1 Muharram Beda Sehari, Ini Alasan Kemenag, Muhammadiyah, dan PBNU Tak Seragam

Author: Cung Media

Awal Tahun Baru Islam 1448 H tidak jatuh pada hari yang sama di Indonesia. Kementerian Agama dan Muhammadiyah menetapkan 1 Muharram pada Selasa, 16 Juni 2026, sementara PBNU memilih Rabu, 17 Juni 2026.

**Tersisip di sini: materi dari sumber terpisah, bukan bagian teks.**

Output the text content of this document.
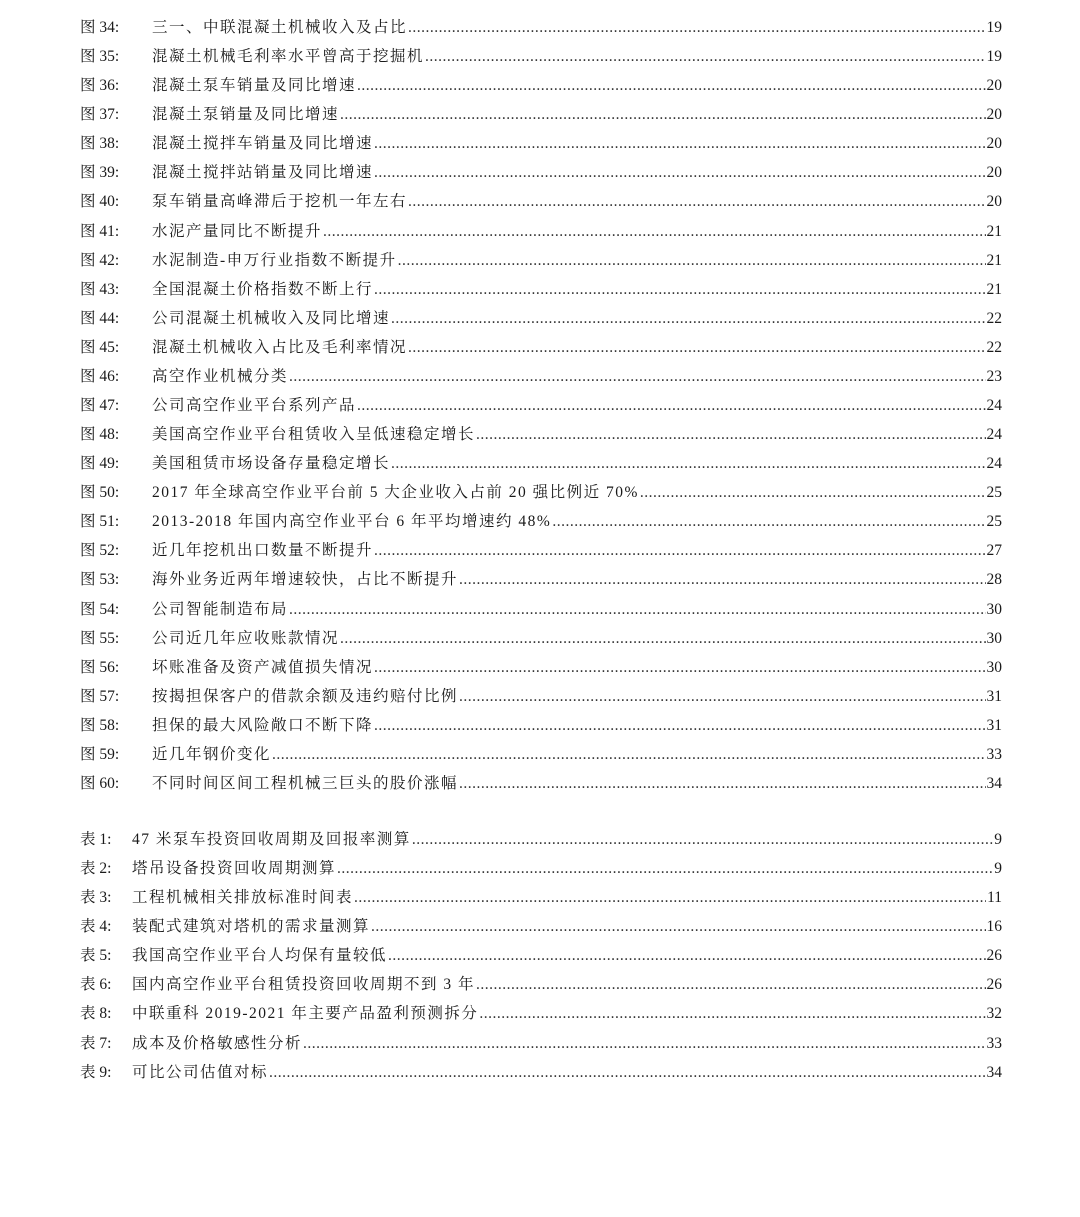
图 34:	三一、中联混凝土机械收入及占比 .....	19
图 35:	混凝土机械毛利率水平曾高于挖掘机 .....	19
图 36:	混凝土泵车销量及同比增速 .....	20
图 37:	混凝土泵销量及同比增速 .....	20
图 38:	混凝土搅拌车销量及同比增速 .....	20
图 39:	混凝土搅拌站销量及同比增速 .....	20
图 40:	泵车销量高峰滞后于挖机一年左右 .....	20
图 41:	水泥产量同比不断提升 .....	21
图 42:	水泥制造-申万行业指数不断提升 .....	21
图 43:	全国混凝土价格指数不断上行 .....	21
图 44:	公司混凝土机械收入及同比增速 .....	22
图 45:	混凝土机械收入占比及毛利率情况 .....	22
图 46:	高空作业机械分类 .....	23
图 47:	公司高空作业平台系列产品 .....	24
图 48:	美国高空作业平台租赁收入呈低速稳定增长 .....	24
图 49:	美国租赁市场设备存量稳定增长 .....	24
图 50:	2017 年全球高空作业平台前 5 大企业收入占前 20 强比例近 70% .....	25
图 51:	2013-2018 年国内高空作业平台 6 年平均增速约 48% .....	25
图 52:	近几年挖机出口数量不断提升 .....	27
图 53:	海外业务近两年增速较快，占比不断提升 .....	28
图 54:	公司智能制造布局 .....	30
图 55:	公司近几年应收账款情况 .....	30
图 56:	坏账准备及资产减值损失情况 .....	30
图 57:	按揭担保客户的借款余额及违约赔付比例 .....	31
图 58:	担保的最大风险敞口不断下降 .....	31
图 59:	近几年钢价变化 .....	33
图 60:	不同时间区间工程机械三巨头的股价涨幅 .....	34
表 1:	47 米泵车投资回收周期及回报率测算 .....	9
表 2:	塔吊设备投资回收周期测算 .....	9
表 3:	工程机械相关排放标准时间表 .....	11
表 4:	装配式建筑对塔机的需求量测算 .....	16
表 5:	我国高空作业平台人均保有量较低 .....	26
表 6:	国内高空作业平台租赁投资回收周期不到 3 年 .....	26
表 8:	中联重科 2019-2021 年主要产品盈利预测拆分 .....	32
表 7:	成本及价格敏感性分析 .....	33
表 9:	可比公司估值对标 .....	34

Perbedaan itu muncul karena metode penentuan awal bulan hijriah yang dipakai masing-masing pihak berbeda. Pemerintah dan Muhammadiyah mengacu pada Kalender Hijriah Global Tunggal, sedangkan PBNU memakai hasil rukyatul hilal dan kriteria imkanur rukyat.

PBNU menetapkan Rabu setelah hilal tidak terlihat

Lembaga Falakiyah Pengurus Besar Nahdlatul Ulama menyampaikan rukyatul hilal pada Senin, 15 Juni 2026, di seluruh Indonesia tidak berhasil melihat hilal. Berdasarkan hasil itu, PBNU menetapkan awal Muharram 1448 H jatuh pada Rabu Kliwon, 17 Juni 2026, mulai malam Rabu, dengan dasar istikmal.

Keputusan tersebut tercantum dalam Surat Penjelasan Rukyah Muharram 1448 H Nomor 146/PB.08/A.II.11.13/13/06/2026. Surat itu ditandatangani Ketua LF PBNU KH Sirril Wafa dan Sekretaris LF PBNU H Asmui Mansur, lalu dilansir NU Online pada Senin, 15 Juni 2026.

Data hilal yang jadi dasar perbedaan

PBNU mencatat posisi hilal saat itu sudah berada di atas ufuk. Di markaz Kantor PBNU di Jalan Kramat Raya 164, Jakarta, posisi hilal tercatat 2 derajat 01 menit 24 detik, dengan ijtimak terjadi pada Senin, 15 Juni 2026 pukul 09.55.14 WIB.

Dalam data falak PBNU, parameter hilal terkecil berada di Kota Merauke, Papua Selatan. Tinggi hilal mar’i tercatat 0 derajat 42 menit, elongasi hilal hakiki 5 derajat 37 menit, dan lama hilal di atas ufuk 5 menit 19 detik.

Parameter hilal terbesar tercatat di Kota Lhoknga, Aceh. Tinggi hilal mar’i mencapai 3 derajat 37 menit, elongasi hilal hakiki 6 derajat 57 menit, dan lama hilal di atas ufuk 18 menit 30 detik.

Kriteria NU membuat hasilnya tidak sama

Kriteria imkanur rukyat NU mensyaratkan tinggi hilal minimal 3 derajat dan sudut elongasi atau jarak busur bulan-matahari sebesar 6,4 derajat. Dari penghitungan itu, wilayah Indonesia yang memenuhi kriteria tersebut hanya berada di bagian barat, seperti Aceh.

Kondisi tersebut membuat hasil penetapan PBNU berbeda dengan pemerintah dan Muhammadiyah, meski sama-sama menandai datangnya 1 Muharram 1448 H. Keduanya menetapkannya sehari lebih cepat, yaitu pada Selasa, 16 Juni 2026.

Dampaknya bagi umat Islam di Indonesia

Perbedaan ini kembali menunjukkan bahwa awal tahun hijriah di Indonesia belum selalu seragam. Bagi masyarakat, hal itu bisa berdampak pada penyesuaian ibadah, pengajian, atau kegiatan keagamaan yang berkaitan dengan pergantian Tahun Baru Islam.

Di tengah perbedaan tersebut, masing-masing pihak tetap berpegang pada metode yang digunakan. PBNU menetapkan 1 Muharram 1448 H pada Rabu, sementara Kemenag dan Muhammadiyah menetapkannya pada Selasa, sehingga umat dapat menyesuaikan dengan ketetapan lembaga keagamaan yang diikuti.